If one has had the opportunity to see the famous Christmas tree in Rockefeller Center or similar trees in many large cities around the world, one might wonder why they are up and decorated, with their branches free to move gracefully and naturally with the wind.
For years, it has puzzled me why the Kansas City Mayor’s Tree at Crown Center appears unnatural.
Why is it bound so tight with lights and unable to move or look like a real evergreen tree?
The tree always reminds of a purchased tree that had been placed in plastic netting for ease in transporting.
It appears the Crown Center tree is shipped intact, branches removed and then re-attached and tightly wrapped with thousands of lights.
A Christmas tree should be shaped like an evergreen and move like a tree. That would look great in the beautiful Crown Center Square.
A relevant quote
I wish I had run across this long-saved quote a few weeks ago. It is from the 1912 book “The Servile State” by Hilaire Belloc:
“We sit by and watch the Barbarian, we tolerate him; in the long stretches of peace we are not afraid.
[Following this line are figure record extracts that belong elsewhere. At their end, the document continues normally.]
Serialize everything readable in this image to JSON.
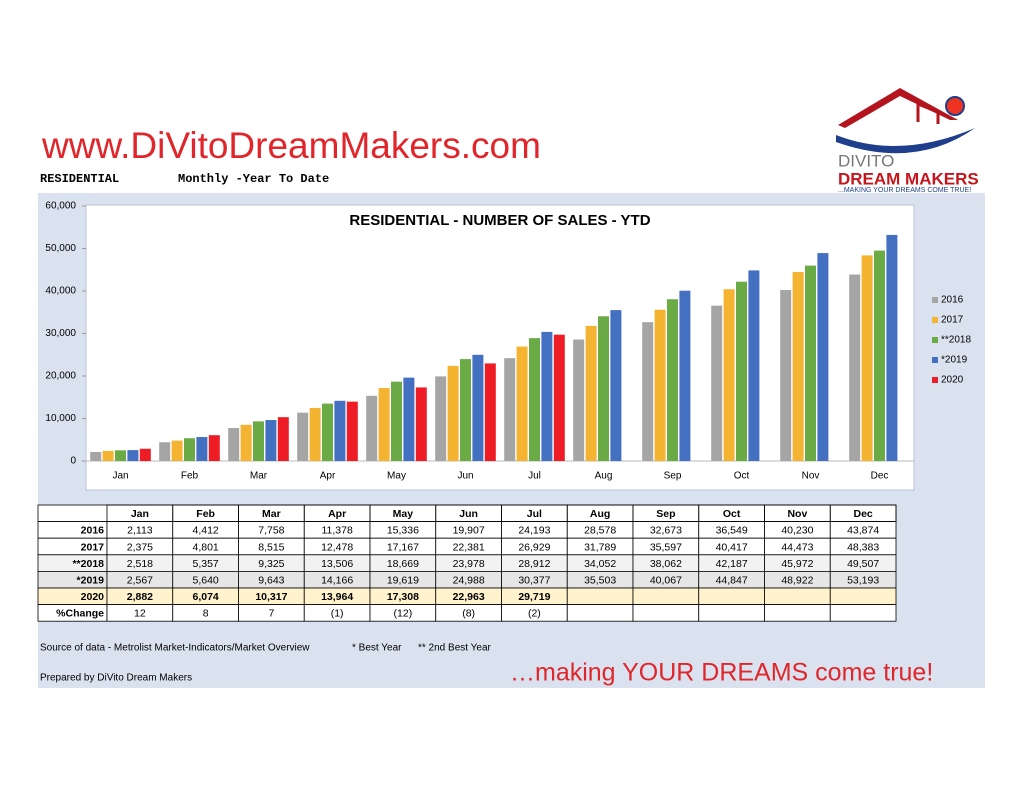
{
  "header": {
    "website": "www.DiVitoDreamMakers.com",
    "section": "RESIDENTIAL",
    "period": "Monthly -Year To Date",
    "logo": {
      "name": "DIVITO",
      "brand": "DREAM MAKERS",
      "tagline": "...MAKING YOUR DREAMS COME TRUE!"
    }
  },
  "chart_data": {
    "type": "bar",
    "title": "RESIDENTIAL  - NUMBER  OF  SALES - YTD",
    "categories": [
      "Jan",
      "Feb",
      "Mar",
      "Apr",
      "May",
      "Jun",
      "Jul",
      "Aug",
      "Sep",
      "Oct",
      "Nov",
      "Dec"
    ],
    "series": [
      {
        "name": "2016",
        "color": "#a5a5a5",
        "values": [
          2113,
          4412,
          7758,
          11378,
          15336,
          19907,
          24193,
          28578,
          32673,
          36549,
          40230,
          43874
        ]
      },
      {
        "name": "2017",
        "color": "#f4b431",
        "values": [
          2375,
          4801,
          8515,
          12478,
          17167,
          22381,
          26929,
          31789,
          35597,
          40417,
          44473,
          48383
        ]
      },
      {
        "name": "**2018",
        "color": "#6aab46",
        "values": [
          2518,
          5357,
          9325,
          13506,
          18669,
          23978,
          28912,
          34052,
          38062,
          42187,
          45972,
          49507
        ]
      },
      {
        "name": "*2019",
        "color": "#4470c2",
        "values": [
          2567,
          5640,
          9643,
          14166,
          19619,
          24988,
          30377,
          35503,
          40067,
          44847,
          48922,
          53193
        ]
      },
      {
        "name": "2020",
        "color": "#ee1c25",
        "values": [
          2882,
          6074,
          10317,
          13964,
          17308,
          22963,
          29719,
          null,
          null,
          null,
          null,
          null
        ]
      }
    ],
    "ylim": [
      0,
      60000
    ],
    "yticks": [
      0,
      {
        "value": 10000,
        "label": "10,000"
      },
      {
        "value": 20000,
        "label": "20,000"
      },
      {
        "value": 30000,
        "label": "30,000"
      },
      {
        "value": 40000,
        "label": "40,000"
      },
      {
        "value": 50000,
        "label": "50,000"
      },
      {
        "value": 60000,
        "label": "60,000"
      }
    ],
    "legend": "right"
  },
  "table": {
    "columns": [
      "Jan",
      "Feb",
      "Mar",
      "Apr",
      "May",
      "Jun",
      "Jul",
      "Aug",
      "Sep",
      "Oct",
      "Nov",
      "Dec"
    ],
    "rows": [
      [
        "2016",
        "2,113",
        "4,412",
        "7,758",
        "11,378",
        "15,336",
        "19,907",
        "24,193",
        "28,578",
        "32,673",
        "36,549",
        "40,230",
        "43,874"
      ],
      [
        "2017",
        "2,375",
        "4,801",
        "8,515",
        "12,478",
        "17,167",
        "22,381",
        "26,929",
        "31,789",
        "35,597",
        "40,417",
        "44,473",
        "48,383"
      ],
      [
        "**2018",
        "2,518",
        "5,357",
        "9,325",
        "13,506",
        "18,669",
        "23,978",
        "28,912",
        "34,052",
        "38,062",
        "42,187",
        "45,972",
        "49,507"
      ],
      [
        "*2019",
        "2,567",
        "5,640",
        "9,643",
        "14,166",
        "19,619",
        "24,988",
        "30,377",
        "35,503",
        "40,067",
        "44,847",
        "48,922",
        "53,193"
      ],
      [
        "2020",
        "2,882",
        "6,074",
        "10,317",
        "13,964",
        "17,308",
        "22,963",
        "29,719"
      ],
      [
        "%Change",
        "12",
        "8",
        "7",
        "(1)",
        "(12)",
        "(8)",
        "(2)"
      ]
    ]
  },
  "footer": {
    "source": "Source of data - Metrolist Market-Indicators/Market Overview",
    "best": "* Best Year",
    "second": "** 2nd Best Year",
    "prepared": "Prepared by DiVito Dream Makers",
    "slogan": "…making YOUR DREAMS come true!"
  }
}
We are tickled by his irreverence, his comic inversion of our old certitudes and our fixed creeds refreshes us: we laugh.
“But as we laugh we are watched by large and awful faces from beyond; and on these faces there is no smile.”
In his Nov. 30 “As I See It” guest column “Missourians are counting on Sen. Blunt to fix a broken system,” Americans for Prosperity state director Jeremy Cady tries to lead us to believe he cares about working people.
In fact, he is working for the Koch brothers, who finance what should be called “Americans for their own Prosperity.”
About most of what he wrote I couldn’t care less. However, when he called Social Security an entitlement, he lit me up.
He must not have paid into Social Security for 42 years as I have. I deserve repayment.
Congress has borrowed from the fund, which has caused the likelihood of insolvency. Repay and fix it, because we earned it.
These people in Congress get pensions and don’t care about Social Security.
Throw them all out, including Roy Blunt, who tried to insert help for the tobacco industry into the 2002 bill that created the Homeland Security Department.
You Republicans voted him in. Now watch what he does for you — not.